= Scottish Food and Drink Fortnight =

Scottish culinary festival

The Scottish Food and Drink Fortnight is a nationwide festival in Scotland, designed to celebrate all aspects of Scottish food and drink, including its variety, producers and history. The event takes place at the start of September and is organised by Scotland Food & Drink and VisitScotland.

==Background and Participation ==
The event involves over 200 miniature events across Scotland, each designed to showcase a different aspect of Scotland's cuisine. These include food festivals, farmers' markets, street parties, celebrity cookery shows, cooking demonstrations and tasting events.
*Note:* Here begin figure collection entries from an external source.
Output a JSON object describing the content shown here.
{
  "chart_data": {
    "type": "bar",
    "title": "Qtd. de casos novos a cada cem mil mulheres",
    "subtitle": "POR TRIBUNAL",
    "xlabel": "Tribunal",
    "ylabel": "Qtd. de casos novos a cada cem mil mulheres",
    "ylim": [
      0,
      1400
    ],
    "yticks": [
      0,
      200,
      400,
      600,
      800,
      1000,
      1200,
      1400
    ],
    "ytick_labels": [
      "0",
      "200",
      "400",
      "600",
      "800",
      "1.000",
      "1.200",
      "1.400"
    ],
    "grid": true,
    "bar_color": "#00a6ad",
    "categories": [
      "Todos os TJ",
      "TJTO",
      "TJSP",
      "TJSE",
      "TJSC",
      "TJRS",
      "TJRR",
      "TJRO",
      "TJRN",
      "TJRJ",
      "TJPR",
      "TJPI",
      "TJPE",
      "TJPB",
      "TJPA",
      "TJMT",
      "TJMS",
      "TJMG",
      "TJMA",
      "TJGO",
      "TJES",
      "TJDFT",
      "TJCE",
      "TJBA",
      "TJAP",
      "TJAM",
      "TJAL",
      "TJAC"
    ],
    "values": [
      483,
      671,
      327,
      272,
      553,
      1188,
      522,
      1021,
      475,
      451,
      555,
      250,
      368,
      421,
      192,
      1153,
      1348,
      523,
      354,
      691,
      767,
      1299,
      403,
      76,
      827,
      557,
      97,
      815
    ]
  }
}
Tourists and people across Scotland are encouraged to try new foods made in Scotland, find out about local Scottish producers, learn about the history of Scottish cuisine, showcase new dishes and host traditional Scottish dinners and parties to celebrate the wide variety of Scottish food available.

Examples of events held include, Jocktoberfest - an Oktoberfest style beer festival showcasing Scottish beers; the Wee G & T Festival in Perth - a festival celebrating the wide variety of Scottish gins and mixers; the Edinburgh Harvest Festival - a Harvest Festival held in the Royal Botanic Gardens in Edinburgh, to demonstrate the large selection of Scottish vegetables available.